Melansir kontan.co.id, Direktur Utama MUF, Stanley Setia Atmadja, mengungkapkan bahwa porsi pembiayaan kendaraan listrik kini berkontribusi sebesar 4% terhadap total pembiayaan MUF, meningkat dari 3% pada tahun lalu. Hingga Agustus 2024, total pembiayaan MUF mencapai Rp 14,3 triliun, dengan pertumbuhan 7,8% dibandingkan tahun sebelumnya.
Stanley menegaskan komitmen MUF untuk meningkatkan porsi pembiayaan kendaraan listrik sebagai dukungan terhadap upaya pemerintah mencapai net zero emission pada tahun 2060. “Kami terus berinovasi dalam menyediakan produk pembiayaan yang sesuai dengan kebutuhan pasar, terutama untuk kendaraan listrik,” ujarnya.

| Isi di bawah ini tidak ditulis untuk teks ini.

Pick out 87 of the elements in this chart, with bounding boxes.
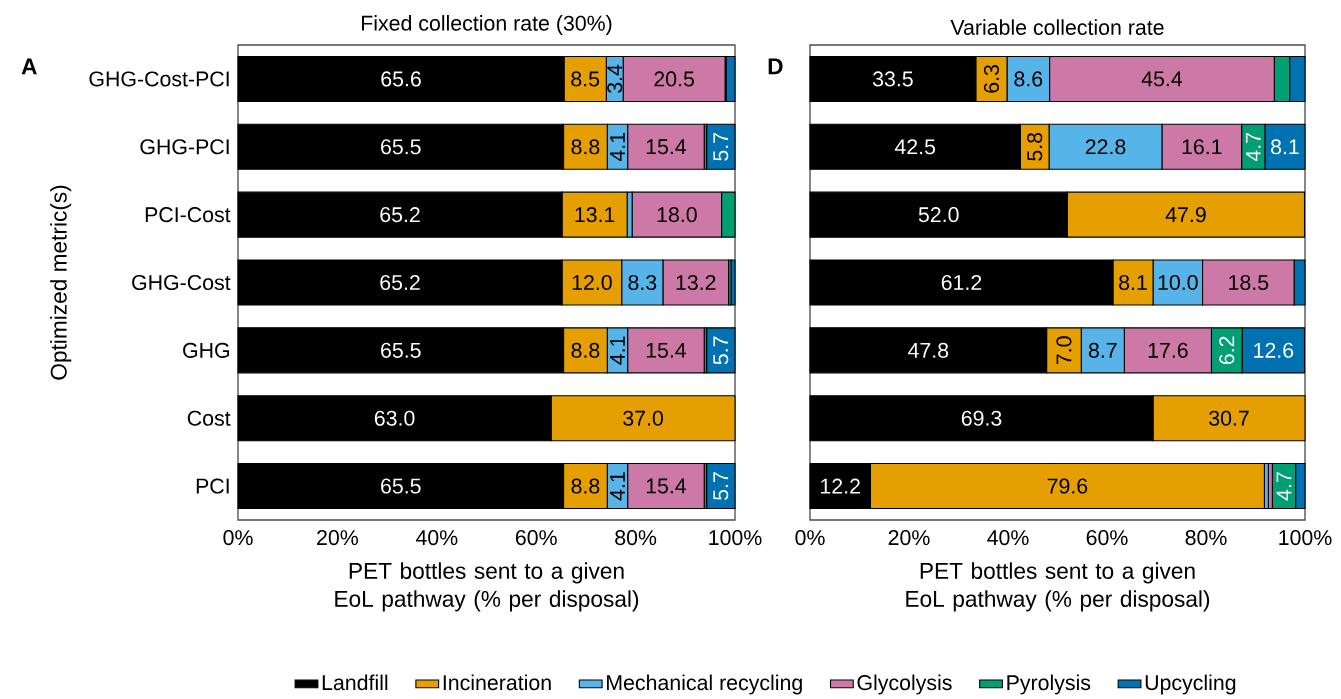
data-label: 3.4 — [607, 64, 623, 93]
data-label: 65.5 — [381, 139, 421, 155]
data-label: 15.4 — [646, 478, 687, 494]
data-label: 5.7 — [713, 472, 729, 501]
data-label: 65.5 — [381, 342, 421, 358]
x-tick-label: 60% — [1086, 530, 1128, 546]
data-label: 8.6 — [1014, 71, 1043, 87]
y-tick-label: PCI-Cost — [145, 207, 231, 223]
data-label: 4.1 — [610, 472, 625, 501]
data-label: 18.5 — [1229, 274, 1269, 291]
x-tick-label: 100% — [1279, 530, 1332, 546]
legend-label: Glycolysis — [857, 674, 952, 695]
data-label: 30.7 — [1209, 410, 1249, 426]
data-label: 69.3 — [961, 410, 1002, 426]
data-label: 65.6 — [381, 71, 421, 87]
data-label: 7.0 — [1056, 336, 1072, 365]
data-label: 6.2 — [1219, 336, 1235, 365]
data-label: 5.8 — [1027, 132, 1043, 161]
data-label: 16.1 — [1182, 139, 1222, 155]
data-label: 10.0 — [1158, 274, 1198, 291]
data-label: 4.1 — [610, 133, 625, 162]
x-tick-label: 40% — [415, 530, 458, 546]
y-tick-label: Cost — [187, 410, 231, 426]
data-label: 15.4 — [646, 139, 687, 155]
data-label: 5.7 — [713, 133, 729, 161]
data-label: 45.4 — [1141, 71, 1183, 87]
data-label: 79.6 — [1047, 478, 1088, 494]
data-label: 13.1 — [575, 207, 615, 223]
data-label: 8.7 — [1088, 342, 1117, 358]
data-label: 20.5 — [654, 71, 694, 87]
data-label: 65.2 — [380, 207, 420, 223]
data-label: 4.7 — [1276, 472, 1292, 501]
data-label: 8.1 — [1271, 139, 1299, 155]
y-tick-label: GHG-Cost-PCI — [89, 71, 229, 87]
data-label: 4.7 — [1245, 133, 1261, 162]
data-label: 12.6 — [1254, 342, 1294, 358]
data-label: 12.2 — [821, 478, 860, 494]
text: A — [21, 58, 37, 75]
data-label: 18.0 — [657, 207, 697, 223]
y-tick-label: GHG-PCI — [140, 139, 229, 155]
data-label: 33.5 — [872, 71, 913, 87]
legend-label: Mechanical recycling — [607, 674, 802, 695]
chart-title: Variable collection rate — [950, 19, 1164, 35]
data-label: 8.1 — [1119, 274, 1147, 291]
data-label: 47.9 — [1165, 207, 1206, 223]
data-label: 15.4 — [646, 342, 687, 358]
data-label: 12.0 — [572, 274, 612, 291]
data-label: 47.8 — [908, 342, 949, 358]
data-label: 8.8 — [571, 342, 600, 358]
legend-label: Landfill — [322, 674, 388, 691]
x-axis-title: PET bottles sent to a given EoL pathway (% per disposal) — [335, 562, 639, 612]
data-label: 52.0 — [918, 207, 959, 223]
text: D — [768, 58, 783, 75]
data-label: 8.5 — [571, 71, 600, 87]
data-label: 4.1 — [610, 336, 625, 365]
y-tick-label: GHG — [183, 342, 230, 358]
data-label: 8.3 — [628, 274, 657, 291]
x-tick-label: 80% — [1185, 530, 1227, 546]
data-label: 65.2 — [380, 274, 420, 291]
x-tick-label: 80% — [615, 530, 657, 546]
data-label: 5.7 — [713, 336, 729, 365]
data-label: 13.2 — [676, 274, 716, 291]
data-label: 65.5 — [381, 478, 421, 494]
x-tick-label: 0% — [223, 530, 253, 546]
legend-label: Upcycling — [1145, 674, 1236, 695]
data-label: 63.0 — [374, 410, 415, 426]
x-tick-label: 20% — [317, 530, 358, 546]
x-axis-title: PET bottles sent to a given EoL pathway (% per disposal) — [906, 562, 1210, 612]
y-tick-label: PCI — [196, 478, 229, 494]
data-label: 17.6 — [1148, 342, 1188, 358]
data-label: 22.8 — [1085, 139, 1126, 155]
data-label: 6.3 — [983, 65, 999, 93]
data-label: 61.2 — [941, 274, 982, 291]
x-tick-label: 100% — [709, 530, 762, 546]
x-tick-label: 0% — [795, 530, 825, 546]
chart-title: Fixed collection rate (30%) — [361, 15, 612, 35]
y-tick-label: GHG-Cost — [132, 274, 231, 291]
x-tick-label: 40% — [987, 530, 1029, 546]
legend-label: Pyrolysis — [1007, 674, 1091, 695]
data-label: 8.8 — [571, 139, 600, 155]
y-axis-title: Optimized metric(s) — [50, 185, 72, 380]
data-label: 42.5 — [894, 139, 936, 155]
x-tick-label: 20% — [888, 530, 930, 546]
x-tick-label: 60% — [515, 530, 557, 546]
data-label: 37.0 — [623, 410, 663, 426]
data-label: 8.8 — [571, 478, 600, 494]
legend-label: Incineration — [443, 674, 551, 691]
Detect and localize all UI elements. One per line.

MUF juga aktif meningkatkan kesadaran publik mengenai kendaraan listrik melalui berbagai kanal digital, termasuk MUF Online Auto Show (MOAS). Dengan tren yang terus meningkat, MUF optimis bahwa kendaraan listrik akan semakin mendominasi pasar otomotif Indonesia, dan perusahaan siap mendukung transisi tersebut dengan layanan pembiayaan yang kompetitif.
Menurut data Otoritas Jasa Keuangan (OJK), piutang pembiayaan electric vehicle (EV) oleh multifinance telah mencapai Rp 29,07 triliun per Agustus 2024, setara dengan 5,53% dari total piutang yang dikelola oleh perusahaan pembiayaan.